AI facilitates creating anything, especially completely synthetic and fake. You don't even need to go to the location to take a photo and edit it.
I personally don't believe in Bigfoot, but the article presents no evidence of that particular shot being altered or staged in any way.
The existence of yetis is an extraordinary claim that would require convincing evidence by their proponents, of which this video isn't one (since it's trivial to film a guy in a suit, etc).
As xkcd has pointed out, there are cameras everywhere now. I think we can comfortably put Big Foot and the Loch Ness Monster in the bin with the Fairies.
Same with the guy who made saucer-like UFO photos. This is obviously dishware, only people who "want to believe" would be puzzled by the photos.
These photos were staged AFAIK. I don't think anyone believes them to show real instances of abuse.
https://www.theguardian.com/media/2005/dec/09/iraqandthemedi...
https://www.mirror.co.uk/news/uk-news/sorry-we-were-hoaxed-5...
Ah yes, equestrian portraits, something famously invented by the fascists. Someone should dig up Jacques-Louis so we can tell him he's a fascist now.
https://www.indy100.com/science-tech/bigfoot-footage-ai-sigh...
https://youtu.be/Vsj0vK8LjVk
The article claims the suits of the apes in Planet of the Apes were "unconvincing", but they are just as convincing as the Bigfoot image, which is to say: they are clearly (nicely made) costumes.

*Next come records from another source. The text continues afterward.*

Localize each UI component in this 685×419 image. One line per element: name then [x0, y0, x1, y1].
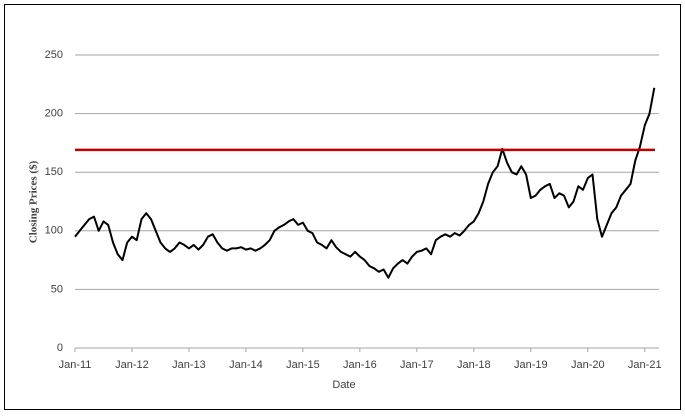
chart-border	[4, 4, 681, 410]
y-tick-label: 200	[45, 108, 63, 120]
x-tick-label: Jan-16	[343, 359, 377, 371]
y-tick-label: 150	[45, 166, 63, 178]
x-tick-label: Jan-19	[514, 359, 548, 371]
y-tick-label: 250	[45, 49, 63, 61]
x-tick-label: Jan-14	[229, 359, 263, 371]
x-tick-label: Jan-11	[59, 359, 92, 371]
price-line	[74, 87, 656, 279]
y-tick-label: 100	[45, 225, 63, 237]
x-tick-label: Jan-12	[115, 359, 149, 371]
x-tick-label: Jan-21	[628, 359, 662, 371]
x-tick-label: Jan-15	[286, 359, 320, 371]
x-tick-label: Jan-13	[172, 359, 206, 371]
x-tick-label: Jan-18	[457, 359, 491, 371]
x-axis-label: Date	[332, 379, 355, 391]
x-tick-label: Jan-17	[400, 359, 434, 371]
x-tick-label: Jan-20	[571, 359, 605, 371]
y-axis-label: Closing Prices ($)	[28, 160, 40, 243]
y-tick-label: 0	[57, 342, 63, 354]
y-tick-label: 50	[51, 283, 63, 295]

We didn't need AI to "prove" what was already evident. And let me assure you -- this won't convince conspiracy theorists and Bigfoot fans, because above all, like Mulder, they "want to believe".
I don't recommend it, but there is an image-stabilized Zapruder film out there that makes the Kennedy assassination a good deal more shocking/gruesome. You've been warned.
I mean after all.. Bigfoot is a humanoid..
But really, it was always evident it was a guy in a gorilla suit.